December 10, 2020
By Daniel Leussink and Tetsushi Kajimoto
TOKYO (Reuters) – Japan’s ruling party has called for extended tax breaks on low-emission cars and green investment incentives, a proposal showed on Thursday, as Prime Minister Yoshihide Suga puts carbon neutrality at the centre of his economic recovery plan.
Suga has vowed to cut greenhouse gas emissions to zero in 2050, bringing Japan in line with the European Union and ahead of China’s pledge to achieve the same goal by 2060.
In a nod to Suga’s ambition, his ruling Liberal Democratic Party (LDP) has proposed tax exemptions for firms that increase carbon-free investment, a document obtained by Reuters showed.
It also proposed extending by two years tax reductions for environment-friendly cars and cutting the tax charged on aviation fuel to help airlines hit by COVID-19, the document showed.

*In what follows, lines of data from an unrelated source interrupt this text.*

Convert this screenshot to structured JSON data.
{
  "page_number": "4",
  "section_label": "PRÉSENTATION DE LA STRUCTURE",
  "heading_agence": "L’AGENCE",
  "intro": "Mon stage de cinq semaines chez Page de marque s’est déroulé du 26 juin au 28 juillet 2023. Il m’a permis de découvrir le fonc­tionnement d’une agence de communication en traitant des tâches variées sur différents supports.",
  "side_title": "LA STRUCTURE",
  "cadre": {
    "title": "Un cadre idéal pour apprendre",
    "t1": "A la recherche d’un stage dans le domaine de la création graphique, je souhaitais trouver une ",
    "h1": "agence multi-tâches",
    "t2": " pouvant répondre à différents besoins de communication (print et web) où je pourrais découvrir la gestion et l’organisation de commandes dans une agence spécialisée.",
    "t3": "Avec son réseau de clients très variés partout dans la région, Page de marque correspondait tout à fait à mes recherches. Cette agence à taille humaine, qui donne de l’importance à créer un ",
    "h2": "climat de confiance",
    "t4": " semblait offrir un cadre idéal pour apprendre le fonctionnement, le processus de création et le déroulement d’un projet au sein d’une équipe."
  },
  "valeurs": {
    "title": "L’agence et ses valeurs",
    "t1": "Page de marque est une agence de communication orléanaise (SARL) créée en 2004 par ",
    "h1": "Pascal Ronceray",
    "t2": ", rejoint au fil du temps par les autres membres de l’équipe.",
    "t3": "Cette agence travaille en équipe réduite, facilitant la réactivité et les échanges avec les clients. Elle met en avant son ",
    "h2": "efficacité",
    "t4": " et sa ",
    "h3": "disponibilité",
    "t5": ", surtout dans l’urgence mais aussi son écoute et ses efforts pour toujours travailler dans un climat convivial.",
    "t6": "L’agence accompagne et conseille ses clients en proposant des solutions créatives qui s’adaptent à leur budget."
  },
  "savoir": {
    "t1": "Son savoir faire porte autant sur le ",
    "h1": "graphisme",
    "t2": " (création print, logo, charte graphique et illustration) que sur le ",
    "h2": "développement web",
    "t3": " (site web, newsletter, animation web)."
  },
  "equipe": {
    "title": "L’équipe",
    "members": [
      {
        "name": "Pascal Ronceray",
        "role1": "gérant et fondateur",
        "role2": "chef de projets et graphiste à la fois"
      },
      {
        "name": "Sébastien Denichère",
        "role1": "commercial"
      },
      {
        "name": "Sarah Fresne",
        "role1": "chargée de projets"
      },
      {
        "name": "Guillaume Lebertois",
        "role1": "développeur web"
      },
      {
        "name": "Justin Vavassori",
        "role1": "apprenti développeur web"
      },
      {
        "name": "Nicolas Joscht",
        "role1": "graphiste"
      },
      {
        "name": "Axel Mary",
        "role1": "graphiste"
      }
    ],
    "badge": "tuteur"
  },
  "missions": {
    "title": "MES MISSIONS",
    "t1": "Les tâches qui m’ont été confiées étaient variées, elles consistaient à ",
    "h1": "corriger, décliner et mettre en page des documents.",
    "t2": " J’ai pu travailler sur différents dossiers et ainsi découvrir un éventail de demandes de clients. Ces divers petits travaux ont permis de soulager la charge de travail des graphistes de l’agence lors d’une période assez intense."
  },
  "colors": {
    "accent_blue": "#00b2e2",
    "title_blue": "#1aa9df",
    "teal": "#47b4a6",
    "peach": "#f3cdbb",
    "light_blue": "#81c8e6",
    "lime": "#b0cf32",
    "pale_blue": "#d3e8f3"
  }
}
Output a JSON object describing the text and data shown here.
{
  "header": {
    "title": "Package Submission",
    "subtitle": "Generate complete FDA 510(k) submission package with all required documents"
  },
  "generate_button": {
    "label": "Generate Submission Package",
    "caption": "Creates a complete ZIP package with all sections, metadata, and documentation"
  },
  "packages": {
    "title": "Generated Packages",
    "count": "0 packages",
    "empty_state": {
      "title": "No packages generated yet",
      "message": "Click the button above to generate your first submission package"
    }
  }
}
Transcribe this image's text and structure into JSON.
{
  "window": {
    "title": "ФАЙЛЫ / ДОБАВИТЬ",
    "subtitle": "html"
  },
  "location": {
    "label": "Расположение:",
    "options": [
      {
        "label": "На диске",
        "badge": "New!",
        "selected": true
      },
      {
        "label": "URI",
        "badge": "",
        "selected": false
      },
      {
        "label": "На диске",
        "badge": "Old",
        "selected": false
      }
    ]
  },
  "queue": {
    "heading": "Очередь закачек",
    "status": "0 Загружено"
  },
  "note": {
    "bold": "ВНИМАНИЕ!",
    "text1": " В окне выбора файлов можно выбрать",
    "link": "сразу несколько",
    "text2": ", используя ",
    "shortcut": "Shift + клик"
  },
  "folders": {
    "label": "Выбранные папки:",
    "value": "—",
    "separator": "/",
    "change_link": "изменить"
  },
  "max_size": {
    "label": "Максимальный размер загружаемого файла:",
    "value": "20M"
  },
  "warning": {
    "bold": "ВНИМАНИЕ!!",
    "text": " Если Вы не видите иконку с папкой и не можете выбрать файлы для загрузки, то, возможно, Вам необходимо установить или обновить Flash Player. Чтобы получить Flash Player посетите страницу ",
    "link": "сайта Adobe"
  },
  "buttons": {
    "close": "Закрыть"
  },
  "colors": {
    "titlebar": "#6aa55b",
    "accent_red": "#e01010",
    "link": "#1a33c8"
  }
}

The proposal, to be finalised after approval by Komeito Party, the LDP’s coalition partner, later on Thursday, will serve as a platform for the government’s tax policies for the year beginning in April.
The tax plan would follow Japan’s decision on Tuesday to compile a $708 billion economic stimulus package that features support for green and digital innovation.
Suga’s administration sees green innovation as a key area for Japanese business investment that could give the economy a much needed boost.
While Japanese carmakers have seen sales rebound from the pandemic’s hit, they have lagged their global peers in the race to develop electric vehicles.